Nearly 9 in10 diseases can cause symptoms in your mouth. That puts your dentist on the front line for spotting serious health conditions developing silently in your body. This is one reason it's so important to see your dentist at least two times a year for dental cleanings and checkups.
When caring for your teeth and gums at home, it's also important to watch for new problems in your mouth. They may be warning signs of more serious conditions in your body. Symptoms to look out for include:
- Gum, tooth, or jaw pain
- Bleeding gums
- Loose or lost teeth
- Recurring bad breath
- Sores, irregular patches, or lumps in your mouth
If you notice any of these signs, see your dentist right away. Your dentist can diagnose specific dental issues that may be developing. Or she can refer you to another health care professional for further evaluation and treatment.
Mouth and Jaw Pain
Along with symptoms such as cold sores, jaw and mouth pain are often signs of stress. Stress can contribute to a number of physical and mental disorders. And your dentist can help you identify the source of jaw discomfort, which is often caused by simple and treatable conditions such as a toothache, sinus problems, or gum disease.
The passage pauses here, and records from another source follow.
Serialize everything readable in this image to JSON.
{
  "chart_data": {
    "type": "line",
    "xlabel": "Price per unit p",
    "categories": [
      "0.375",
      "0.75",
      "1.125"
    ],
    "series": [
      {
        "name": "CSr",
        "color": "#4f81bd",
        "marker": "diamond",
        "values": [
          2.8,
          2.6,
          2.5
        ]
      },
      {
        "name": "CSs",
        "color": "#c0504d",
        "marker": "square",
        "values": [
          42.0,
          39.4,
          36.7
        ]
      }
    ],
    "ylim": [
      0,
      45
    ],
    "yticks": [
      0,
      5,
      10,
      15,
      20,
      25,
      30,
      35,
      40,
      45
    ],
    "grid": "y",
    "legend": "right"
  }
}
It's also important to know that pain or discomfort in the jaw can mean that you are having a heart attack. Knowing this, and recognizing other common heart attack symptoms, could help save your life or that of a loved one.
Bleeding and Sore Gums
Gums that ache or bleed may be the result of gum disease that is getting worse. Gum disease is often more severe in people with underlying conditions such as diabetes, which reduces the body's resistance to infection. This puts your gums at risk for inflammation due to the bacteria that live in plaque. Other oral signs of diabetes include:
- Dry mouth
- Fruity smelling breath
- Oral fungal infections
Loose or Lost Teeth
Teeth that move or fall out unexpectedly are a sign of advanced gum disease. Tooth loss can also be one of the early signs of osteoporosis, which decreases bone density and weakens your bones.
Some studies show a link between osteoporosis and bone loss in the jaw, which anchors the teeth. Especially common in seniors, tooth loss can occur when osteoporosis affects the jaw. Tooth loss affects approximately one-third of adults ages 65 and older.
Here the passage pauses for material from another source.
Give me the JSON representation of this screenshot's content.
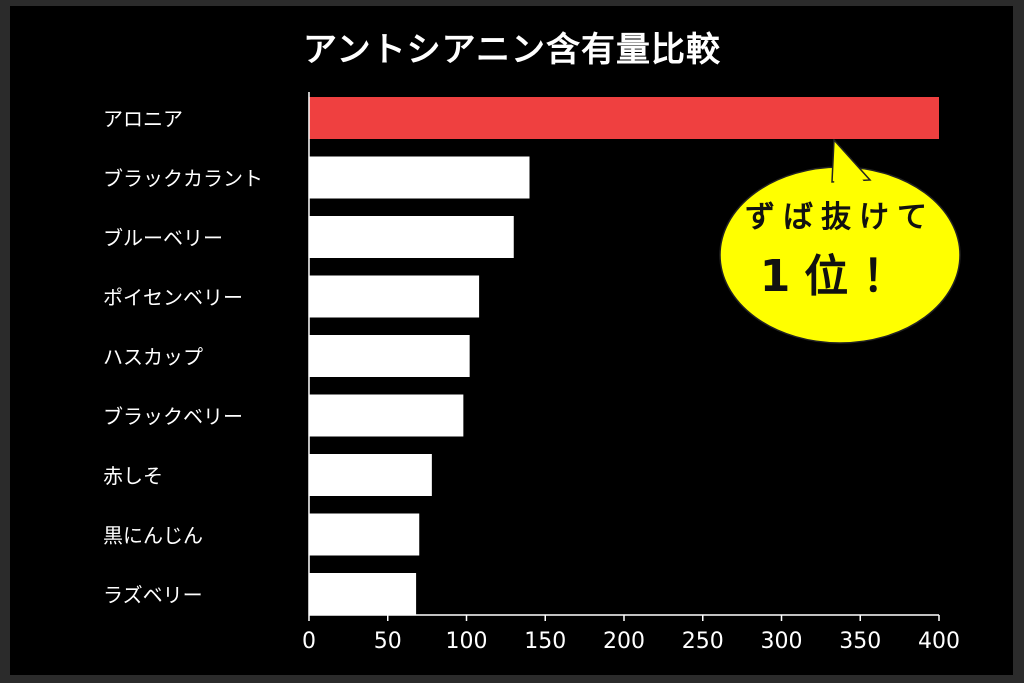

Affecting nearly 10 million Americans, osteoporosis frequently goes undiagnosed until you fracture or break a bone. Women with osteoporosis are three times more likely to experience tooth loss than those who do not have the disease. By seeing your dentist regularly, eating a well-balanced diet, and getting regular physical activity, you can get the jump on being diagnosed and treated before any serious injuries occur.